Ghana ambassador to Japan
- In office 2013–2014
- President: John Mahama
- Preceded by: William George Mensah Brandful
- Succeeded by: Sylvester Jude Kpakpo Parker-Allotey

Personal details
- Born: Edmond Kofi Agbenutse Deh 23 January 1959 (age 67) Ghana
- Spouse: Irene Atsyoribo
- Alma mater: Bishop Herman College; University of Ghana; Ghana Institute of Management and Public Administration; Institute International d’Administration Publique; Universite de Paris I;
- Occupation: Diplomat

= Edmond Kofi Agbenutse Deh =

Ghanaian diplomat

Edmond Kofi Agbenutse Deh is a Ghanaian diplomat and civil servant.

==Early life and education==
Edmond was born on 23 January 1959. He had his secondary education at Bishop Herman College, Kpando from 1970 to 1977 and his tertiary education at the University of Ghana, Legon (from 1980 to 1985) which included a one-year abroad studies at the Centre International, de Francais, Langue, Etrangere, Lome, Togo (from 1982 to 1983). He entered the Academy of Social Science, Sofia, Bulgaria in April 1986 to pursue a certificate in International Relations completing in August that same year.
After joining the Ministry of Foreign Affairs, he pursued various courses alongside his professional career. He obtained his certificate in Public Administration (CPA) and diploma in Public Administration from the Ghana Institute of Management and Public Administration (GIMPA) in December
1986 and August 1988 respectively. He also obtained a Diploma in International Relations from Institute International d’Administration Publique (IIAP) and a D.E.S.S (Diploma of Specialized Higher Studies) in International Administration from Universite de Paris I. In April 1991 he undertook internship (attachment) at the French Embassy in Caracas, Venezuela, from where he obtained an attachment diploma in June that same year.

==Career==
Edmond joined the Ministry of Foreign Affairs after his University studies at the University of Ghana in 1986. He served at various positions at the Ministry until 1992 when he was sent to the embassy of Ghana in Cotonou, Benin for his first diplomatic assignment outside Ghana as First Secretary/Head of Chancery.

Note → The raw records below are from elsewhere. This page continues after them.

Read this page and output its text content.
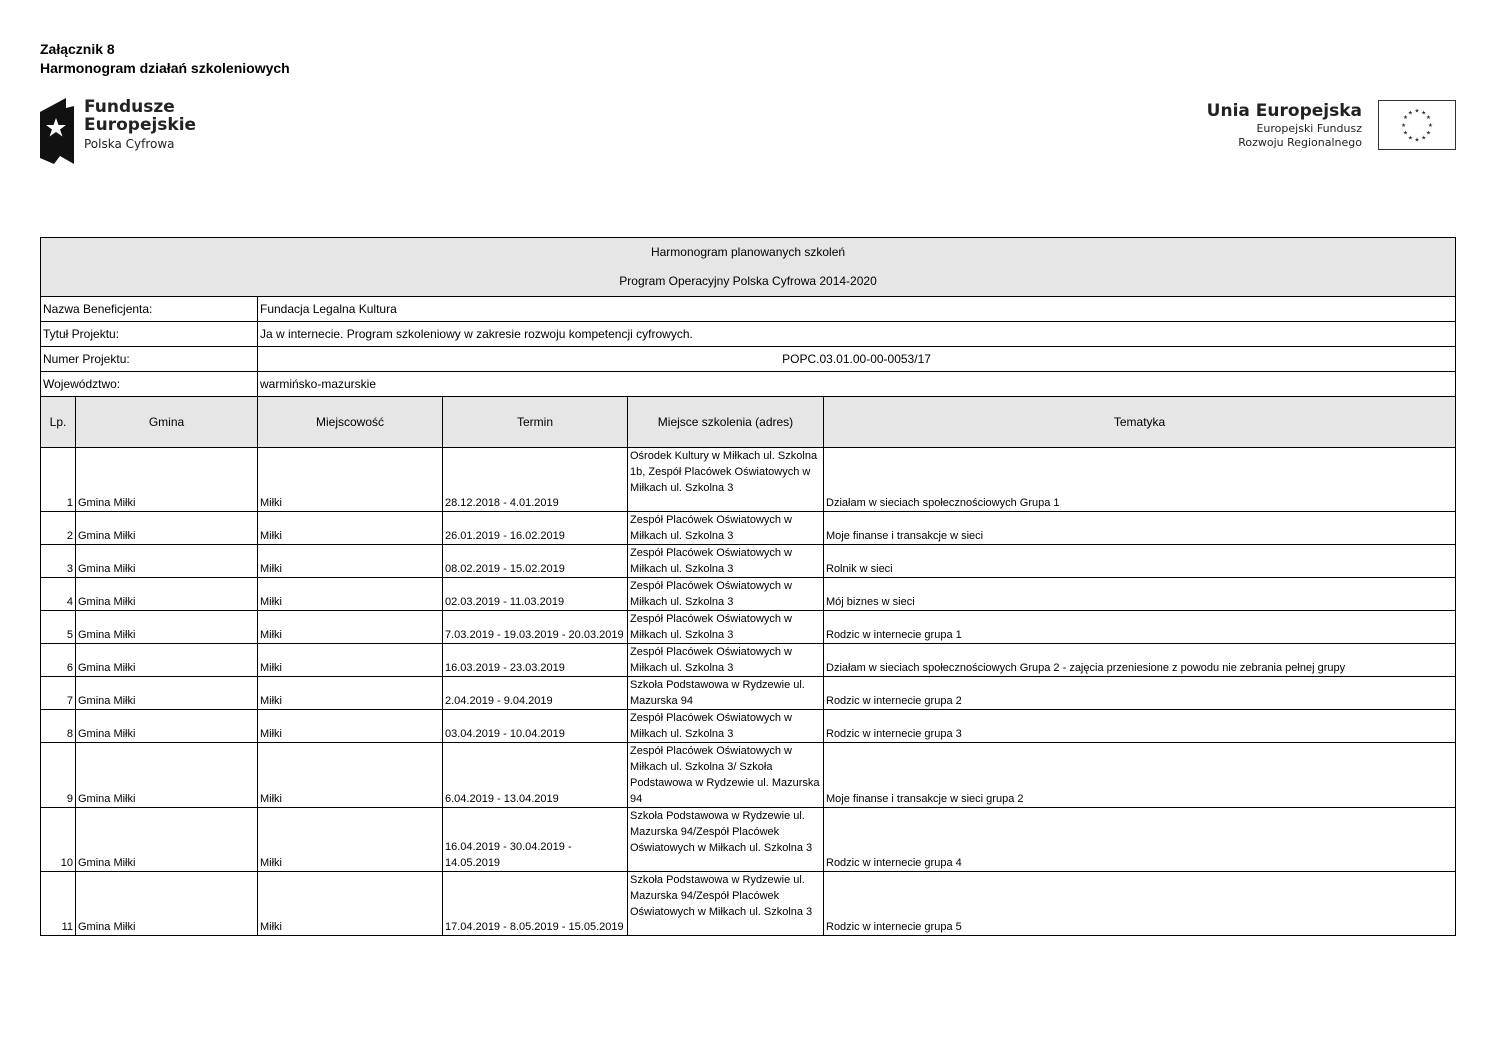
Załącznik 8
Harmonogram działań szkoleniowych
Fundusze
Europejskie
Polska Cyfrowa
Unia Europejska
Europejski Fundusz
Rozwoju Regionalnego
★ ★
★
★
★
★
★
★
★
★
★
★
Harmonogram planowanych szkoleń
Program Operacyjny Polska Cyfrowa 2014-2020					

Nazwa Beneficjenta:		Fundacja Legalna Kultura			
Tytuł Projektu:		Ja w internecie. Program szkoleniowy w zakresie rozwoju kompetencji cyfrowych.			
Numer Projektu:		POPC.03.01.00-00-0053/17			
Województwo:		warmińsko-mazurskie			
Lp.	Gmina	Miejscowość	Termin	Miejsce szkolenia (adres)	Tematyka
1	Gmina Miłki	Miłki	28.12.2018 - 4.01.2019	Ośrodek Kultury w Miłkach ul. Szkolna 1b, Zespół Placówek Oświatowych w Miłkach ul. Szkolna 3	Działam w sieciach społecznościowych Grupa 1
2	Gmina Miłki	Miłki	26.01.2019 - 16.02.2019	Zespół Placówek Oświatowych w Miłkach ul. Szkolna 3	Moje finanse i transakcje w sieci
3	Gmina Miłki	Miłki	08.02.2019 - 15.02.2019	Zespół Placówek Oświatowych w Miłkach ul. Szkolna 3	Rolnik w sieci
4	Gmina Miłki	Miłki	02.03.2019 - 11.03.2019	Zespół Placówek Oświatowych w Miłkach ul. Szkolna 3	Mój biznes w sieci
5	Gmina Miłki	Miłki	7.03.2019 - 19.03.2019 - 20.03.2019	Zespół Placówek Oświatowych w Miłkach ul. Szkolna 3	Rodzic w internecie grupa 1
6	Gmina Miłki	Miłki	16.03.2019 - 23.03.2019	Zespół Placówek Oświatowych w Miłkach ul. Szkolna 3	Działam w sieciach społecznościowych Grupa 2 - zajęcia przeniesione z powodu nie zebrania pełnej grupy
7	Gmina Miłki	Miłki	2.04.2019 - 9.04.2019	Szkoła Podstawowa w Rydzewie ul. Mazurska 94	Rodzic w internecie grupa 2
8	Gmina Miłki	Miłki	03.04.2019 - 10.04.2019	Zespół Placówek Oświatowych w Miłkach ul. Szkolna 3	Rodzic w internecie grupa 3
9	Gmina Miłki	Miłki	6.04.2019 - 13.04.2019	Zespół Placówek Oświatowych w Miłkach ul. Szkolna 3/ Szkoła Podstawowa w Rydzewie ul. Mazurska 94	Moje finanse i transakcje w sieci grupa 2
10	Gmina Miłki	Miłki	16.04.2019 - 30.04.2019 - 14.05.2019	Szkoła Podstawowa w Rydzewie ul. Mazurska 94/Zespół Placówek Oświatowych w Miłkach ul. Szkolna 3	Rodzic w internecie grupa 4
11	Gmina Miłki	Miłki	17.04.2019 - 8.05.2019 - 15.05.2019	Szkoła Podstawowa w Rydzewie ul. Mazurska 94/Zespół Placówek Oświatowych w Miłkach ul. Szkolna 3	Rodzic w internecie grupa 5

In 1998 he was Counsellor/Head of Chancery at the Ghana Embassy in Rome, Italy until 2002 and Minister Counsellor/Head of Chancery from September 2004 to October 2004. He returned to the ministry that same year to serve as the acting director of the Americas Bureau until 2006. Later in 2006 he was stationed at the Embassy of Ghana Bamako, Mali as Minister Plenipotentiary and deputy ambassador, with oversight responsibility for the Chancery and directly in charge of
matters covering Political and Economic relations. He served in this capacity until 2010. he was the Director for the Middle East & Asia Bureau of the Ministry of Foreign Affairs and Regional Integration from 2010 to 2013. In 2013, he was appointed Ambassador of Ghana to Japan and high commissioner to Singapore. He arrived in Japan on 31 January 2013, to assume duty.

==Gambling Saga==
A gang of Japanese gamblers posing as a Non Governmental Organization (NGO) deceived the ambassador into signing documents unknowingly, letting out a part of a property belonging to the Ghana mission in Japan. The aim of the gang was to operate on the property under the cover of diplomatic immunity thereby concealing their illegality. The ambassador is said to have believed the story of the gamblers when they informed him that they were engaged in NGO activities, something which according to them, previous ambassadors did not object to. They claimed to be an NGO which actually existed in Ghana and had been particularly helpful to Ghana, with regards to the drilling of boreholes in the country. The ambassador was unable to authenticate the claims before agreeing to append his signature to an agreement. After the signing of the deal and letting out the office space to the gamblers, communication ceased between both parties. On 5 March 2014, the Tokyo Metropolitan Police raided the gambling premises taking the culprits into custody and confiscating two baccarats gambling platforms, 12 million yen ($118,164) in cash, according to a local broadcaster.
Japanese investigators stated that a rental contract to the tune of a monthly payment of 500,000 Yen or $4,923.50 was entered into, using the name of the previous Ghanaian envoy to Japan, Dr. William George Mensah Brandful and was signed at the ambassador's official residence with accompanying diplomatic identification. The details on the contract were altered in March 2013 to that of the then current envoy, Edmond Kofi Agbenutse Deh. The police also hinted that illegal casino had been in operation for 17 months and had collected over 200 million yen (close to $2 million) in revenues.

==Personal life==
In addition to English, Edmond Kofi Agbenutse Deh writes and speaks French fluently. He also reads and understands Spanish.
He is married to Madam Irene Atsyoribo and has five children. His hobbies include community development, local animal husbandry, learning foreign languages and walking.